Na União Europeia, a pressão já está formalizada. O Regulamento Europeu sobre Produtos Livres de Desmatamento, conhecido pela sigla EUDR, determina que soja, gado, café, cacau, madeira, borracha e óleo de palma, além de produtos derivados, somente poderão entrar no bloco quando houver comprovação de que não foram produzidos em áreas desmatadas depois de 31 de dezembro de 2020.
A regra começará a valer em 30 de dezembro de 2026 para grandes e médias empresas. A maioria das micro e pequenas terá até 30 de junho de 2027. O importador europeu será o responsável legal pela declaração, mas dependerá de informações fornecidas pela cadeia brasileira, como a localização geográfica da propriedade e a documentação necessária para demonstrar a origem do produto.
Esse é um dos pontos de maior atrito com o setor produtivo. O EUDR não considera apenas se o desmatamento foi legal ou ilegal segundo o Código Florestal brasileiro. Mesmo uma supressão de vegetação autorizada pelas autoridades nacionais, se realizada após a data de corte europeia, pode tornar o produto inelegível para aquele mercado.
No caso da soja, a rastreabilidade precisa chegar à propriedade onde o grão foi cultivado. A dificuldade aparece quando cargas de diferentes fazendas são reunidas em armazéns, cooperativas, cerealistas e tradings. A proposta é integrar documentos fiscais, cadastros ambientais, localização das áreas produtoras e registros comerciais, preservando a identificação da origem mesmo depois da mistura física do produto.

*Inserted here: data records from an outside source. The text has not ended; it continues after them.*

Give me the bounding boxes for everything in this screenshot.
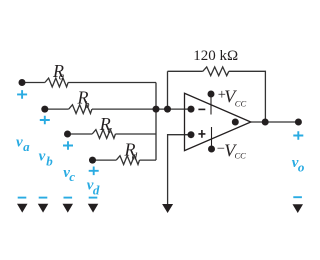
svg-text:d: d [93, 183, 100, 198]
wire feedback top right and drop to output [229, 71, 266, 122]
svg-text:120 kΩ: 120 kΩ [193, 48, 238, 64]
plus sign output vo [293, 131, 303, 140]
ground arrow head [162, 204, 173, 213]
op-amp inverting input dot [188, 106, 195, 113]
svg-text:CC: CC [235, 98, 247, 108]
+Vcc pin line [210, 96, 212, 115]
wire Ra to summing bus [68, 82, 156, 84]
wire Rd to summing bus [140, 159, 157, 161]
wire Rb to op-amp inverting input [92, 108, 191, 110]
resistor Rf 120k [203, 67, 229, 76]
ground triangle source b [38, 204, 49, 213]
node a dot [19, 79, 26, 86]
-Vcc pin dot [208, 146, 215, 153]
svg-text:a: a [23, 139, 30, 154]
resistor Rb [69, 105, 92, 114]
junction dot summing bus / inverting line [153, 106, 160, 113]
svg-text:CC: CC [235, 151, 247, 161]
minus sign source a [18, 197, 27, 199]
plus sign source b [40, 116, 50, 125]
op-amp U1 triangle [185, 93, 251, 150]
svg-text:d: d [132, 150, 138, 162]
resistor Ra [45, 78, 68, 87]
svg-text:a: a [59, 71, 65, 83]
plus sign source d [89, 167, 99, 176]
plus sign source a [17, 90, 27, 99]
ground triangle source d [88, 204, 99, 213]
wire summing bus vertical [155, 83, 157, 161]
wire op-amp output [251, 121, 299, 123]
op-amp noninverting input dot [188, 131, 195, 138]
svg-text:c: c [108, 125, 113, 136]
minus sign source d [89, 197, 98, 199]
-Vcc pin line [211, 127, 213, 147]
wire noninverting input to ground riser [168, 135, 191, 205]
wire node c to resistor Rc [68, 133, 93, 135]
svg-text:v: v [16, 134, 23, 150]
wire Rc to summing bus [115, 133, 156, 135]
+Vcc pin dot [208, 91, 215, 98]
node b dot [41, 106, 48, 113]
wire node b to resistor Rb [45, 108, 69, 110]
svg-text:o: o [298, 160, 305, 175]
wire node d to resistor Rd [93, 159, 117, 161]
wire feedback riser [167, 71, 169, 109]
wire node a to resistor Ra [22, 82, 45, 84]
junction dot feedback / inverting line [164, 106, 171, 113]
terminal vo dot [295, 119, 302, 126]
node d dot [89, 157, 96, 164]
op-amp output pin dot [232, 119, 239, 126]
op-amp noninverting plus sign [198, 130, 205, 138]
ground triangle output vo [293, 204, 304, 213]
svg-text:v: v [39, 149, 46, 165]
svg-text:b: b [85, 100, 90, 111]
ground triangle source c [63, 204, 74, 213]
resistor Rd [116, 156, 139, 165]
plus sign source c [63, 141, 73, 150]
wire feedback top left [168, 70, 203, 72]
ground triangle source a [17, 204, 28, 213]
minus sign source c [64, 197, 73, 199]
svg-text:c: c [69, 169, 75, 184]
resistor Rc [92, 130, 115, 139]
minus sign source b [39, 197, 48, 199]
junction dot feedback / output [262, 119, 269, 126]
node c dot [64, 131, 71, 138]
op-amp inverting minus sign [198, 108, 205, 110]
minus sign output vo [293, 196, 302, 198]
svg-text:b: b [46, 154, 53, 169]
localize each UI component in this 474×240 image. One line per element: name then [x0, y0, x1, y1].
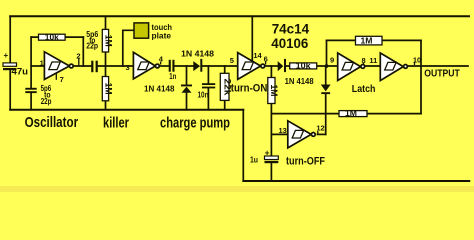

Na pecuária, o desafio é maior. Um bovino pode nascer em uma propriedade, passar pela recria em outra e ser terminado em uma terceira antes de chegar ao frigorífico. Atualmente, a indústria consegue fiscalizar com maior facilidade o fornecedor direto, responsável por entregar o animal para abate, mas nem sempre possui visibilidade completa das fazendas anteriores.
A Guia de Trânsito Animal registra a movimentação dos lotes, enquanto o Sistema Brasileiro de Identificação Individual de Bovinos e Búfalos permite acompanhar animais individualmente em cadeias que exigem esse controle. A adesão ao sistema individual, entretanto, ainda não alcança todo o rebanho nacional.
O governo iniciou a implantação do Plano Nacional de Identificação Individual de Bovinos e Búfalos, com execução prevista até 2032. A recomendação do estudo é que frigoríficos e compradores avancem desde já no controle dos fornecedores indiretos, sem esperar a identificação obrigatória de todos os animais.
A carne brasileira ainda enfrenta outro impasse com a União Europeia, que não deve ser confundido com o EUDR. Além da origem ambiental, o bloco exige garantias sobre o controle de determinados antimicrobianos durante todo o ciclo de vida dos animais. A Comissão Europeia anunciou a retirada do Brasil da lista de países autorizados a fornecer carnes e outros produtos de origem animal a partir de 3 de setembro de 2026, caso não considere suficientes as garantias apresentadas.
O governo brasileiro sustenta que possui um sistema oficial confiável e que somente certificará produtos que cumprirem integralmente as exigências europeias. O ponto de divergência é a cobrança de uma comprovação prévia para medidas implementadas progressivamente ao longo do ciclo produtivo. Na avicultura, esse ciclo pode ser concluído em cerca de 40 dias; na bovinocultura, a formação de animais plenamente elegíveis pode levar dois anos ou mais.
Assim, a carne brasileira enfrenta duas frentes distintas na Europa: a ambiental, relacionada ao desmatamento e à rastreabilidade da propriedade de origem; e a sanitária, ligada ao uso de antimicrobianos durante a vida do animal. A unificação dos sistemas proposta pelo WRI ajudaria principalmente na primeira frente. Para o produtor, o resultado dependerá de como essa integração será implementada, de quem pagará pela adaptação e de sua capacidade de reduzir burocracia, em vez de acrescentar uma nova camada de exigências ao campo.